Executive summary: App economies
This article in The Verge by Casey Newton is a useful primer on where apps are now. It tells the story of a small company called Pixite that makes mobile apps, and is facing declining revenues from the Apple app store. The app stores are now enormous, flush with product, and smaller companies are less likely to achieve hits. Games with in-app content, not utilities that you sell once and support forever, sell the best.
In the article there’s an illuminating two-paragraph comparison between Pixite and an Israeli company that pursues a marketing-first strategy:
It didn’t have to be that way. Lightricks is an Israeli company that resembles Pixite in some respects. It also makes photo-editing tools, gives them distinctive names, and sells them for a few dollars apiece. But Lightricks also invested years in building its signature apps, FaceTune and Enlight, and spent heavily on marketing. It wrote software to predict how much it needed to spend on Facebook ads to stay on the bestseller charts, where the added visibility generated additional sales. Its marketing is overseen by a co-founder whose background is in artificial intelligence, and the marketing team is largely made up of engineers who run dozens of campaigns around the world 24 hours a day.
The result: FaceTune, an app for taking better selfies that sells for $3.99, sold more than 3 million copies in its first two years and was the sixth-highest grossing app in the App Store in 2014. Enlight, a comprehensive photo editor that combines a wide variety of filters and effects, saw similar success. By last year Lightricks had hired 45 people, was on pace to earn $10 million in annual revenue, and raised $10 million in venture capital.

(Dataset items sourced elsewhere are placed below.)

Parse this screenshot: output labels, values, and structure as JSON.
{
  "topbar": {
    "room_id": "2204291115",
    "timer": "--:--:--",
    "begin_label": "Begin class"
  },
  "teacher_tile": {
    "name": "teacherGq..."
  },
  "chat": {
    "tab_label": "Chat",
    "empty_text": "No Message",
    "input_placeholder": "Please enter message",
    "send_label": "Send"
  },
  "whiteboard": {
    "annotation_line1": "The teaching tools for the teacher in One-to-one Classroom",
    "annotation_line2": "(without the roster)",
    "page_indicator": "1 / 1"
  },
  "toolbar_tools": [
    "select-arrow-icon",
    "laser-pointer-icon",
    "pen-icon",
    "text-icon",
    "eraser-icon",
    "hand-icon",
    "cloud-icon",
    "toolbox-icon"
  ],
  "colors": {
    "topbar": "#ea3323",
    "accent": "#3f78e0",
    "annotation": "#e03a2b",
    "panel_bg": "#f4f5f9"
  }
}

One surprise since starting Postlight is how often we’re asked for marketing support. Five years ago it was rare for a product-focused digital firm to help with marketing. But about half of the people who come to us today ask for guidance and recommendations on their marketing and messaging strategy on top of building their website or apps. It took us a while to notice. We’re adapting.
There are a lot of people trying to make apps easier to develop — according to this article, Thunkable, a drag-and-drop app builder, has four million users, and prototyping tools are making it easier to communicate design and features than it used to be. The way the app economy is working makes me wonder if some part of app development will simply become more like book publishing — you (or your agent) brings an idea to an app publisher. The publisher gives you a relatively small advance; you deliver the software, the publisher does all the marketing, and there’s a small-percentage royalty kickback to the author after the advance earns out.

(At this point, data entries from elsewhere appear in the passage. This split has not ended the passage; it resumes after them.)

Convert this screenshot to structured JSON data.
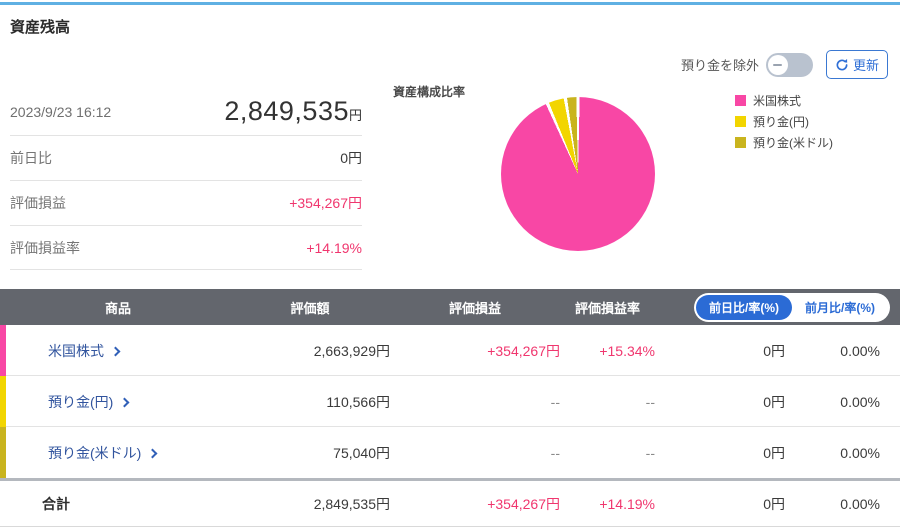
{
  "page": {
    "title": "資産残高"
  },
  "controls": {
    "toggle_label": "預り金を除外",
    "toggle_state": "off",
    "refresh_label": "更新"
  },
  "summary": {
    "timestamp": "2023/9/23 16:12",
    "total_value": "2,849,535",
    "total_unit": "円",
    "rows": [
      {
        "label": "前日比",
        "value": "0円"
      },
      {
        "label": "評価損益",
        "value": "+354,267円"
      },
      {
        "label": "評価損益率",
        "value": "+14.19%"
      }
    ]
  },
  "chart_data": {
    "type": "pie",
    "title": "資産構成比率",
    "labels": [
      "米国株式",
      "預り金(円)",
      "預り金(米ドル)"
    ],
    "values": [
      93.49,
      3.88,
      2.63
    ],
    "amounts_jpy": [
      2663929,
      110566,
      75040
    ],
    "colors": [
      "#f847a5",
      "#f2d500",
      "#c9b41e"
    ],
    "legend_position": "right",
    "start_angle": "top",
    "direction": "clockwise"
  },
  "table": {
    "headers": {
      "product": "商品",
      "valuation": "評価額",
      "pl": "評価損益",
      "pl_pct": "評価損益率"
    },
    "period_toggle": [
      {
        "label": "前日比/率(%)",
        "active": true
      },
      {
        "label": "前月比/率(%)",
        "active": false
      }
    ],
    "rows": [
      {
        "name": "米国株式",
        "valuation": "2,663,929円",
        "pl": "+354,267円",
        "pl_pct": "+15.34%",
        "day_change": "0円",
        "day_change_pct": "0.00%"
      },
      {
        "name": "預り金(円)",
        "valuation": "110,566円",
        "pl": "--",
        "pl_pct": "--",
        "day_change": "0円",
        "day_change_pct": "0.00%"
      },
      {
        "name": "預り金(米ドル)",
        "valuation": "75,040円",
        "pl": "--",
        "pl_pct": "--",
        "day_change": "0円",
        "day_change_pct": "0.00%"
      }
    ],
    "total_row": {
      "name": "合計",
      "valuation": "2,849,535円",
      "pl": "+354,267円",
      "pl_pct": "+14.19%",
      "day_change": "0円",
      "day_change_pct": "0.00%"
    }
  },
  "colors": {
    "accent_blue": "#2b6bd5",
    "link_blue": "#31549e",
    "positive_pink": "#f0366e",
    "topline_blue": "#5fb0e3",
    "header_gray": "#63666d"
  }
}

Panic, the vaunted Mac developer in Portland, Oregon, recently moved into games development, collaborating on a very well-regarded game calledFirewatch. From their 2015 state-of-the-company letter:
It’s hard to overstate how much we’ve learned, and how Firewatch’s success (or failure!) could chart our future. Of course, our goal is to break even, flush with knowledge of a new industry. But if Firewatch does more than just break even, it opens up major questions for Panic: do we want to publish more games? It’s possible — it felt really rewarding ‘nurturing’ this game into existence. How do we do that and maintain focus on apps? What if we just lucked out with the greatest possible team for our first game and that will never happen again? And if we don’t recoup our investment, how does that impact our future? A lot of questions will be answered…
And for more confusion you can look at the Chinese Android app market, which is apparently so bad that people are desperate for Google to come in and take their money:
One of the biggest factors here is that developers often have to split their revenues with far more partners in China than compared to other regions. After the publishers and Android channels get their cut, the studios frequently end up having to give up more than 50 percent of their revenues.

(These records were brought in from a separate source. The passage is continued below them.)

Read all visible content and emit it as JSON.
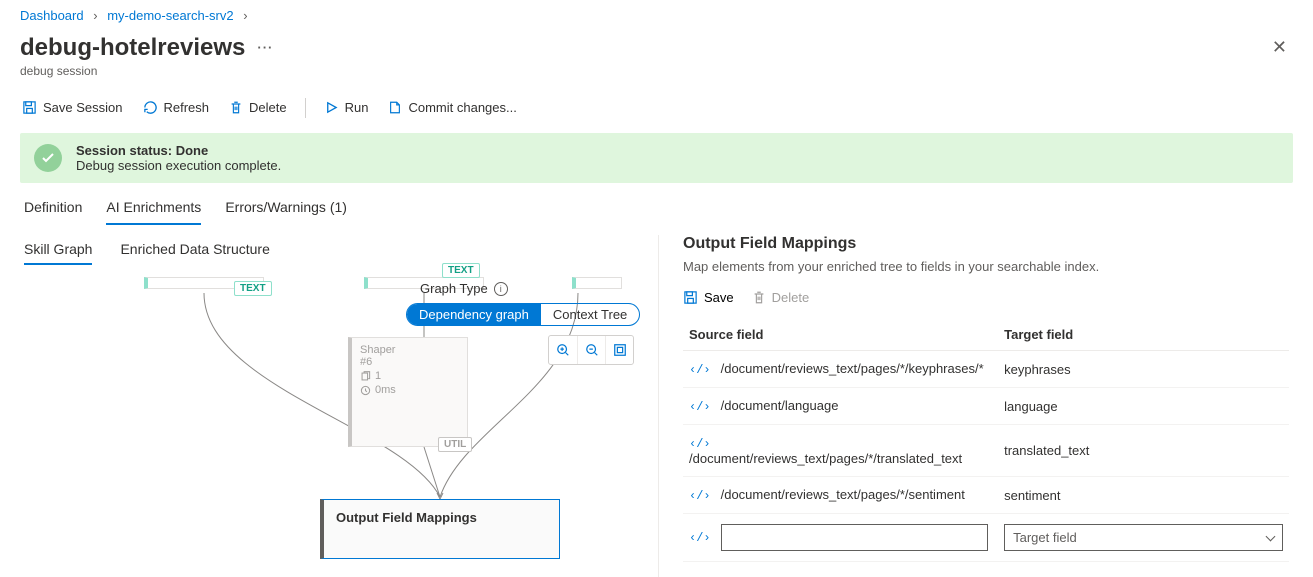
{
  "breadcrumb": {
    "item1": "Dashboard",
    "item2": "my-demo-search-srv2"
  },
  "page": {
    "title": "debug-hotelreviews",
    "subtitle": "debug session"
  },
  "toolbar": {
    "save": "Save Session",
    "refresh": "Refresh",
    "delete": "Delete",
    "run": "Run",
    "commit": "Commit changes..."
  },
  "status": {
    "line1": "Session status: Done",
    "line2": "Debug session execution complete."
  },
  "tabs": {
    "definition": "Definition",
    "ai": "AI Enrichments",
    "errors": "Errors/Warnings (1)"
  },
  "subtabs": {
    "skill": "Skill Graph",
    "enriched": "Enriched Data Structure"
  },
  "graph": {
    "typeLabel": "Graph Type",
    "dependency": "Dependency graph",
    "context": "Context Tree",
    "textBadge1": "TEXT",
    "textBadge2": "TEXT",
    "shaperTitle": "Shaper",
    "shaperNum": "#6",
    "shaperCount": "1",
    "shaperTime": "0ms",
    "utilBadge": "UTIL",
    "outputNode": "Output Field Mappings"
  },
  "panel": {
    "title": "Output Field Mappings",
    "desc": "Map elements from your enriched tree to fields in your searchable index.",
    "save": "Save",
    "delete": "Delete",
    "sourceHeader": "Source field",
    "targetHeader": "Target field",
    "targetPlaceholder": "Target field",
    "rows": [
      {
        "src": "/document/reviews_text/pages/*/keyphrases/*",
        "tgt": "keyphrases"
      },
      {
        "src": "/document/language",
        "tgt": "language"
      },
      {
        "src": "/document/reviews_text/pages/*/translated_text",
        "tgt": "translated_text"
      },
      {
        "src": "/document/reviews_text/pages/*/sentiment",
        "tgt": "sentiment"
      }
    ]
  }
}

“[Android is in] a terrible situation,” Netease international business manager Gary Huang told GamesBeat. “From Netease’s perspective, we are happy if Google comes back. It’s good for publishers and developers. And the Chinese government probably knows this.”
Related (in ways that are difficult to articulate because we barely have the language) is this article by Dan Nosowitz about Wish: “Meet Wish, The Shit-Store App Of Our Dreams”:
So when Wish, a new shopping app created by engineers Peter Szulczewski and Danny Zhang that has raised $600 million from investors, began advertising (incredibly heavily, mind you!) on Instagram and Facebook, I’m sure some people thought, How can a smartwatch possibly cost $11? Why is it being sold next to a pair of tight men’s harem pants with cargo pockets and a pair of knock-off Yeezy sneakers? Who in the world would buy a gigantic thumb ring that doubles as a bottle opener?
But I’ve spent enough time in the shit-world to know a portal when I see one…
Re/code recently called Wish “the next Walmart,” reporting that the app had secured a huge amount of money from investors, taking “the direct-to-consumer fad to the extreme [by] connecting buyers directly to Chinese manufacturers who ship to customer’s doors from factories, cutting out middlemen and markups along the way.”
The Wish article was published by MEL, the magazine of Dollar Shave Club.